To lobby, or not to lobby?

Lobbying as a part of public relations has often come under fire for creating unequal power equations by allowing those that can afford it to swing public policy in their favor. Take movies, for example, where lobbyists are often portrayed as money-crabbing, unscrupulous opportunists.

Well, I don’t agree to this view. lobbying is not as one-sided as it may seem to some. As part of my research for an earlier assignment, I read Maloney’s Rethinking Public Relations, which I think is one of the best views on lobbying as part of PR. As shown in the book, not only big businesses, but activists use lobbying to influence public policy. It is an integral part of liberal democracy. Even governments use it to achieve their goals, especially in their foreign affairs as this usually involves catering to a wider audience including other governments and regulators like United Nations and the World Bank.

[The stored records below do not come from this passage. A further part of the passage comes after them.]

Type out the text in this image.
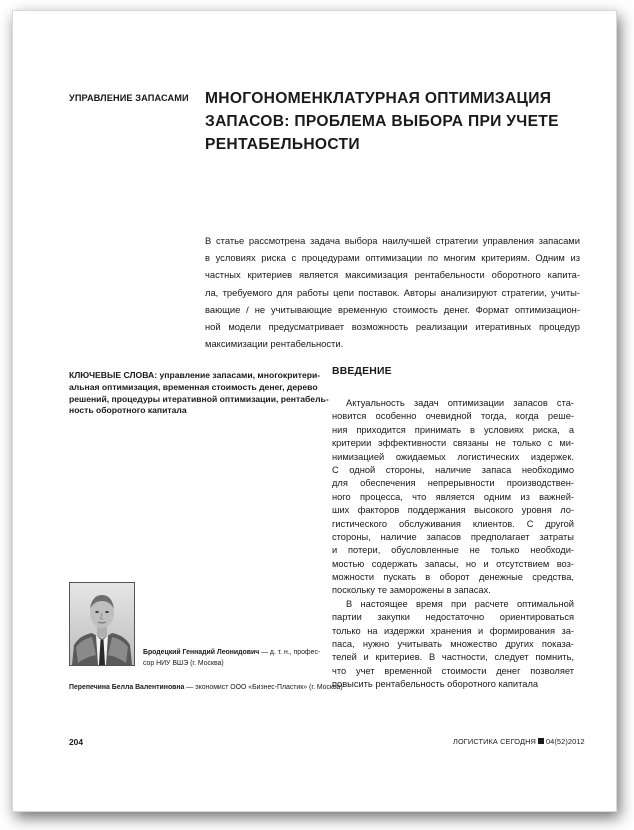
УПРАВЛЕНИЕ ЗАПАСАМИ МНОГОНОМЕНКЛАТУРНАЯ ОПТИМИЗАЦИЯ
ЗАПАСОВ: ПРОБЛЕМА ВЫБОРА ПРИ УЧЕТЕ
РЕНТАБЕЛЬНОСТИ
В статье рассмотрена задача выбора наилучшей стратегии управления запасами
в условиях риска с процедурами оптимизации по многим критериям. Одним из
частных критериев является максимизация рентабельности оборотного капита-
ла, требуемого для работы цепи поставок. Авторы анализируют стратегии, учиты-
вающие / не учитывающие временную стоимость денег. Формат оптимизацион-
ной модели предусматривает возможность реализации итеративных процедур
максимизации рентабельности.
КЛЮЧЕВЫЕ СЛОВА: управление запасами, многокритери-
альная оптимизация, временная стоимость денег, дерево
решений, процедуры итеративной оптимизации, рентабель-
ность оборотного капитала
ВВЕДЕНИЕ
Актуальность задач оптимизации запасов ста-
новится особенно очевидной тогда, когда реше-
ния приходится принимать в условиях риска, а
критерии эффективности связаны не только с ми-
нимизацией ожидаемых логистических издержек.
С одной стороны, наличие запаса необходимо
для обеспечения непрерывности производствен-
ного процесса, что является одним из важней-
ших факторов поддержания высокого уровня ло-
гистического обслуживания клиентов. С другой
стороны, наличие запасов предполагает затраты
и потери, обусловленные не только необходи-
мостью содержать запасы, но и отсутствием воз-
можности пускать в оборот денежные средства,
поскольку те заморожены в запасах.
В настоящее время при расчете оптимальной
партии закупки недостаточно ориентироваться
только на издержки хранения и формирования за-
паса, нужно учитывать множество других показа-
телей и критериев. В частности, следует помнить,
что учет временной стоимости денег позволяет
повысить рентабельность оборотного капитала
Бродецкий Геннадий Леонидович — д. т. н., профес-
сор НИУ ВШЭ (г. Москва)
Перепечина Белла Валентиновна — экономист ООО «Бизнес-Пластик» (г. Москва)
204	ЛОГИСТИКА СЕГОДНЯ 04(52)2012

Lobbying is thus a crucial, and in fact an inevitable, part of pluralist democracy. The critics of lobbying are yet to provide an alternative for lobbying to put forth multiple perspectives in the arena of public affairs.


Responses

  1. Lobbying is more like a double-edged sword. it can cut both ways. how it works depends on who uses it. and it isn’t just a right hand or a left hand that matters, but the brains and more accurately the motive behind the case for lobbying. indeed there are several powerful lobbies that have worked to gain something for themselves even if it harms another, the tobacco/cigarette manufacturers lobbyists. and yet, there are some who genuinely use the power of lobbying believing it will do good. who uses it, how it is used, and for what it is used defines the character of lobbying.